Qatar Cardiometabolic Retrospective Cohort-Analysis Using Artificial Intelligence
brief summary
Cardiovascular disease is the leading cause of death worldwide, and individuals with diabetes or other cardiometabolic conditions are at increased risk of adverse cardiovascular outcomes. Although advances in prevention and treatment have reduced cardiovascular events globally, cardiometabolic disease continues to represent a significant health burden, particularly in regions with high diabetes prevalence. In Qatar and other Gulf Cooperation Council countries, the prevalence of diabetes and obesity is increasing, contributing to a high proportion of participants presenting with acute coronary syndrome who have type 2 diabetes or prediabetes. This observational study will use electronic medical record data from patients hospitalized at the Heart Hospital with acute coronary syndrome and a concomitant diagnosis of diabetes or prediabetes. The study will assess trends in cardiovascular risk factors and cardiovascular events, including readmission and mortality. An artificial intelligence component will be used to develop and validate machine learning based risk prediction models to forecast adverse cardiovascular outcomes in participants with cardiometabolic disease.
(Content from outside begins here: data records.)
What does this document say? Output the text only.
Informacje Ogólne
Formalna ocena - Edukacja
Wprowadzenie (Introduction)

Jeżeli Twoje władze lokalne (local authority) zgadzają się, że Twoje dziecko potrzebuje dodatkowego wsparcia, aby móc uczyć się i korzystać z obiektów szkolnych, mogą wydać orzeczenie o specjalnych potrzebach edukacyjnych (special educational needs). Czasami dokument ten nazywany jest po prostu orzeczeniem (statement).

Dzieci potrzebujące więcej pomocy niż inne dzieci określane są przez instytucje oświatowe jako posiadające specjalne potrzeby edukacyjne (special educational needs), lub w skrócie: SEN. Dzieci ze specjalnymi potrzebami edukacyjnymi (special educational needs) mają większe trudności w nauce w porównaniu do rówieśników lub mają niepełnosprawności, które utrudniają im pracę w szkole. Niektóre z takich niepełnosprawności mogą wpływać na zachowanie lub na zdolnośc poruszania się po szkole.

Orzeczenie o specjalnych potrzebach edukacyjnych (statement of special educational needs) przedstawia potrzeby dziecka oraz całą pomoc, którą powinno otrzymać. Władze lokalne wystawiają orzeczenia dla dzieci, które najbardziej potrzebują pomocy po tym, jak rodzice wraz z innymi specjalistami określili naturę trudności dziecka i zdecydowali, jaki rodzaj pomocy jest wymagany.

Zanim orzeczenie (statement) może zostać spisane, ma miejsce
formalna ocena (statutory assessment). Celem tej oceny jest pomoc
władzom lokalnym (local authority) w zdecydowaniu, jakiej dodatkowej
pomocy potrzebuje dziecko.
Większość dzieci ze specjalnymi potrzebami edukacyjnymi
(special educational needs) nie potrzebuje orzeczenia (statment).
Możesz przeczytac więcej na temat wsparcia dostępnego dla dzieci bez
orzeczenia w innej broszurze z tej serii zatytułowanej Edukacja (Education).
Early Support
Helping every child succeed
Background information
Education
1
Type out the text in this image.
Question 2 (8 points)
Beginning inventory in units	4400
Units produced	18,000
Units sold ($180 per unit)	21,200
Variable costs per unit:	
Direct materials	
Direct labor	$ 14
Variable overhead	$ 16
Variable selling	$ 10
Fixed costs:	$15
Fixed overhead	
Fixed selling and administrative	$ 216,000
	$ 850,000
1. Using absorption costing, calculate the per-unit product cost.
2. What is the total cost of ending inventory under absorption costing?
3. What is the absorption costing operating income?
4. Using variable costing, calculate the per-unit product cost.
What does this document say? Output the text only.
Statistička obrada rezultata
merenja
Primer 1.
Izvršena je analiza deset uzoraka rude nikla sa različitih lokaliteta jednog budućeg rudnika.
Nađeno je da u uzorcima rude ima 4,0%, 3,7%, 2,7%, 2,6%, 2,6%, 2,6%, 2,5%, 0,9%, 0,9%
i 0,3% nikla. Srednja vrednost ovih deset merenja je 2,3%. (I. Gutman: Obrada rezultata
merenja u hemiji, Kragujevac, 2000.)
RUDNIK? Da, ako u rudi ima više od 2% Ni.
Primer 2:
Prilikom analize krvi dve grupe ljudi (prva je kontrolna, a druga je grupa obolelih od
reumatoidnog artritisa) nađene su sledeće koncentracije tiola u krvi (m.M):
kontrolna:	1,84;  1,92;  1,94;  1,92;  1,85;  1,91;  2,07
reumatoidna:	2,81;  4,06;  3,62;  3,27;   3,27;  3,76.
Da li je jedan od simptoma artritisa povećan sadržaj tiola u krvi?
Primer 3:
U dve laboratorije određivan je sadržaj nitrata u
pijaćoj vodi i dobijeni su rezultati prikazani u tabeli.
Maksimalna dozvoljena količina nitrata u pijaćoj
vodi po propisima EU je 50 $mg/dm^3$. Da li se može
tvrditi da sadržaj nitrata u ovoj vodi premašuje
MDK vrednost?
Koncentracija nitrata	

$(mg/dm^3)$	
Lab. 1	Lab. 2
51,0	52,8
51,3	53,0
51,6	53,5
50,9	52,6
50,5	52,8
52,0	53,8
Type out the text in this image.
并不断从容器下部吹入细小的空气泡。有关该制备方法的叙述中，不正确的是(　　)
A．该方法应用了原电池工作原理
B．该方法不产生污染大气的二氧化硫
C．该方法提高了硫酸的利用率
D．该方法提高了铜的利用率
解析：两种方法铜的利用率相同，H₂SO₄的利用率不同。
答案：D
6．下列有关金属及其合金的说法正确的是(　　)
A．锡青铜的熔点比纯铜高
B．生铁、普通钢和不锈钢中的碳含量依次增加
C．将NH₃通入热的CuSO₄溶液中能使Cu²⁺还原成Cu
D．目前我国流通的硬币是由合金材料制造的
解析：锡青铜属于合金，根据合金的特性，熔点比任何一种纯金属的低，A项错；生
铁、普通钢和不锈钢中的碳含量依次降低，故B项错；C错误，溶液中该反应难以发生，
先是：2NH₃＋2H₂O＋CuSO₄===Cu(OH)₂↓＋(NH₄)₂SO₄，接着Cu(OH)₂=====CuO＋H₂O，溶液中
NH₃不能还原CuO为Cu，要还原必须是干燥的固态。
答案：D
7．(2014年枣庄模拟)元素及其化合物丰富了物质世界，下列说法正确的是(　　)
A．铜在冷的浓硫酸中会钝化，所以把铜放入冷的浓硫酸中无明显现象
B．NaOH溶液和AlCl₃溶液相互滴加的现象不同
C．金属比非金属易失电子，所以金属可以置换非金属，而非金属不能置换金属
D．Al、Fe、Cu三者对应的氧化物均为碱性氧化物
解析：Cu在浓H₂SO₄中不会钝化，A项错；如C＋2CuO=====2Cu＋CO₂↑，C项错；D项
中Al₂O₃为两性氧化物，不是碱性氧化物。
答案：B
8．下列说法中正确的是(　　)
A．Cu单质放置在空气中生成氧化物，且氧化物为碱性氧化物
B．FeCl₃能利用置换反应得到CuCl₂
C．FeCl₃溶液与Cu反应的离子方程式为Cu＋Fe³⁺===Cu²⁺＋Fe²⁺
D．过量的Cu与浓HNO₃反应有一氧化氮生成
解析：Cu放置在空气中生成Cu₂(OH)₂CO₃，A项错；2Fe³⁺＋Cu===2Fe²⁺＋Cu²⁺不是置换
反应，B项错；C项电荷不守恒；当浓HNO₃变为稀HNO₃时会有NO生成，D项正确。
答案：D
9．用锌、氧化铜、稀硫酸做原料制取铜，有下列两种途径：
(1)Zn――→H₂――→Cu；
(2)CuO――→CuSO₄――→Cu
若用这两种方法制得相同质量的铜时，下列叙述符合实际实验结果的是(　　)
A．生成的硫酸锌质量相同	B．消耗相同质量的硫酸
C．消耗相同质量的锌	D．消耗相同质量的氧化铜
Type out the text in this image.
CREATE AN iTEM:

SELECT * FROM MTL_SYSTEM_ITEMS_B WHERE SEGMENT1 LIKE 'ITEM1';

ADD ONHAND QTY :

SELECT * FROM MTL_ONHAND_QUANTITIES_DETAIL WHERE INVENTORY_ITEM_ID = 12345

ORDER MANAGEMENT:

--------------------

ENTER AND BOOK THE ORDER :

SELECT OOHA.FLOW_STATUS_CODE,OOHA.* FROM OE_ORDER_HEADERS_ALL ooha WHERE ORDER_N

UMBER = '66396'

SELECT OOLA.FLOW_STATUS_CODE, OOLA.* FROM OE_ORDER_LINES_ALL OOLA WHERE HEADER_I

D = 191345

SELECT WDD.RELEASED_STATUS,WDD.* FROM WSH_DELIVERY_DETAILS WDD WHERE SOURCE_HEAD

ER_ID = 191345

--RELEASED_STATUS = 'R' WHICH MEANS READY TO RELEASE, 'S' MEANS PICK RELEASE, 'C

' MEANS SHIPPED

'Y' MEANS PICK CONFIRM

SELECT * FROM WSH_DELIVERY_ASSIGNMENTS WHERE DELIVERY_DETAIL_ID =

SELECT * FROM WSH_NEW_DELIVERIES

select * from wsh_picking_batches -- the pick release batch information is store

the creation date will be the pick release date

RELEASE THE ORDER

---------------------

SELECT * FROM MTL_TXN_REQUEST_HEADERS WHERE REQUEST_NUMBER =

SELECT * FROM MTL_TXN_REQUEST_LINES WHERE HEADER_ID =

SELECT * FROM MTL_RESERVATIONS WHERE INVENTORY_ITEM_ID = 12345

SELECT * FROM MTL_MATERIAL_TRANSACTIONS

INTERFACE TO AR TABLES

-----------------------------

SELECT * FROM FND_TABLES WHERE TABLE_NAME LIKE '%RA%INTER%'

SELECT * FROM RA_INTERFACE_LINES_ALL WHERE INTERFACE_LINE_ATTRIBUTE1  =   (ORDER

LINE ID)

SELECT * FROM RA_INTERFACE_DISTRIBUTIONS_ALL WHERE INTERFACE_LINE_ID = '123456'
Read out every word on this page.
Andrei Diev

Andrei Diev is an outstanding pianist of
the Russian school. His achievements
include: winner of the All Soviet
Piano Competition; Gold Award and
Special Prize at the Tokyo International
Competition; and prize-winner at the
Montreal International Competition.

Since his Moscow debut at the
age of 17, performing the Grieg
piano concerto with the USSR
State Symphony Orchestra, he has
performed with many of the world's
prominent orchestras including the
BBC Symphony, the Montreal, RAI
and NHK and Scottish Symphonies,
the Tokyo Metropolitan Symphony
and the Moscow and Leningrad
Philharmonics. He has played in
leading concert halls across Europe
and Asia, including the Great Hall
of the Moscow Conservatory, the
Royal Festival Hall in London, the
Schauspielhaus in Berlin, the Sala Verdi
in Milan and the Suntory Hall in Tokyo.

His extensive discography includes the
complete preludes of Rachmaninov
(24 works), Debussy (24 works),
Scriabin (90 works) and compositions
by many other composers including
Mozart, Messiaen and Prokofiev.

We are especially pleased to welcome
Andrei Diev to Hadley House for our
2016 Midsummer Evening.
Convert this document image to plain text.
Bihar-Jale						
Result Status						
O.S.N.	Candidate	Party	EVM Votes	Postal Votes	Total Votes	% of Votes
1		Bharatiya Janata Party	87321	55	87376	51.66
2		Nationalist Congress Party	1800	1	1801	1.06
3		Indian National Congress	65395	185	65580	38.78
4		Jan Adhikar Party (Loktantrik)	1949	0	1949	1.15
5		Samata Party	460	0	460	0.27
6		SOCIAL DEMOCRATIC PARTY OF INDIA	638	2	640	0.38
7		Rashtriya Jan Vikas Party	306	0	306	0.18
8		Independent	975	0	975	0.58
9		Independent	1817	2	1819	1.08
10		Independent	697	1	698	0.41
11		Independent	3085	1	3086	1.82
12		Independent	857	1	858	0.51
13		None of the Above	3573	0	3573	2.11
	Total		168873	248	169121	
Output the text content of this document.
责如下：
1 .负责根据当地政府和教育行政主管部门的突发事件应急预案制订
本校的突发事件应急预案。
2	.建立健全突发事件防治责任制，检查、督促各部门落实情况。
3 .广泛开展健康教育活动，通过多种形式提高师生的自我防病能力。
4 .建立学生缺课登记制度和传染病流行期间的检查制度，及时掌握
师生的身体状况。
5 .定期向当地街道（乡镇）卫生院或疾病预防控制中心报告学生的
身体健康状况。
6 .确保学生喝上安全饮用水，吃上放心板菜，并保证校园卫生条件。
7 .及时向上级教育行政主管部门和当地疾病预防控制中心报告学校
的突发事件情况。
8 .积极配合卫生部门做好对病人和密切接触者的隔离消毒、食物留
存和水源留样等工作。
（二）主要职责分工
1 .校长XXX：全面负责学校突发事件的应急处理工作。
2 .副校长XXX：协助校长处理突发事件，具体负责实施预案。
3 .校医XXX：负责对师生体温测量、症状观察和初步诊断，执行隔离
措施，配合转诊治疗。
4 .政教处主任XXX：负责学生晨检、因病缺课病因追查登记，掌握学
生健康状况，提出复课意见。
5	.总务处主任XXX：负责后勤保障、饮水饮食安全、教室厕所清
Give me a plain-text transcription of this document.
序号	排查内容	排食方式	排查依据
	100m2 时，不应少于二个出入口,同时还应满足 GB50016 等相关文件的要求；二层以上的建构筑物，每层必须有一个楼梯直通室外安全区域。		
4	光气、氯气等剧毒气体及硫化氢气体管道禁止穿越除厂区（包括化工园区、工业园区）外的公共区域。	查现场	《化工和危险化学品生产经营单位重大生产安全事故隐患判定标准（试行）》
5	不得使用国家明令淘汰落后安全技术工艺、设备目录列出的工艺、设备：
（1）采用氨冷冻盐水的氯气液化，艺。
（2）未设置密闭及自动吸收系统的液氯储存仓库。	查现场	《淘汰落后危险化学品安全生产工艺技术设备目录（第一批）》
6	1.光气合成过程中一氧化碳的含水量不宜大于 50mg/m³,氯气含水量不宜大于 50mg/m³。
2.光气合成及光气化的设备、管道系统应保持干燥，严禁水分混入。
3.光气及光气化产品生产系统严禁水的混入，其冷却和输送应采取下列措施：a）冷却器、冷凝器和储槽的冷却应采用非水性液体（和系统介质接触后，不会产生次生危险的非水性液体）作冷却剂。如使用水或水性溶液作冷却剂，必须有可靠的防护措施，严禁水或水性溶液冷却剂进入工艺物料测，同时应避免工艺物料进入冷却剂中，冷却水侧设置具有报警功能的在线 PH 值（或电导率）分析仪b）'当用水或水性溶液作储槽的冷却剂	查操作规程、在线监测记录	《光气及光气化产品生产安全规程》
These models will integrate clinical, biochemical, imaging, and other non-invasive data routinely collected during participants care to identify predictors of cardiovascular events.
detailed description
This study combines retrospective and prospective designs.
Retrospective:
We use past electronic medical records to identify participants and collect baseline information from their initial visit (using their code or health card number).
Prospective:
From that starting point, we follow the same participants forward in time, updating data every two years and recording new outcomes (mortality, cardiovascular events, rehospitalizations, treatment-related outcomes) at planned checkpoints (approximately 6 months, 1 year, and 2 years).
New eligible participants identified in later data extractions are added and followed in the same manner. Because we only observe and record participants existing records and outcomes without assigning interventions, the study is observational.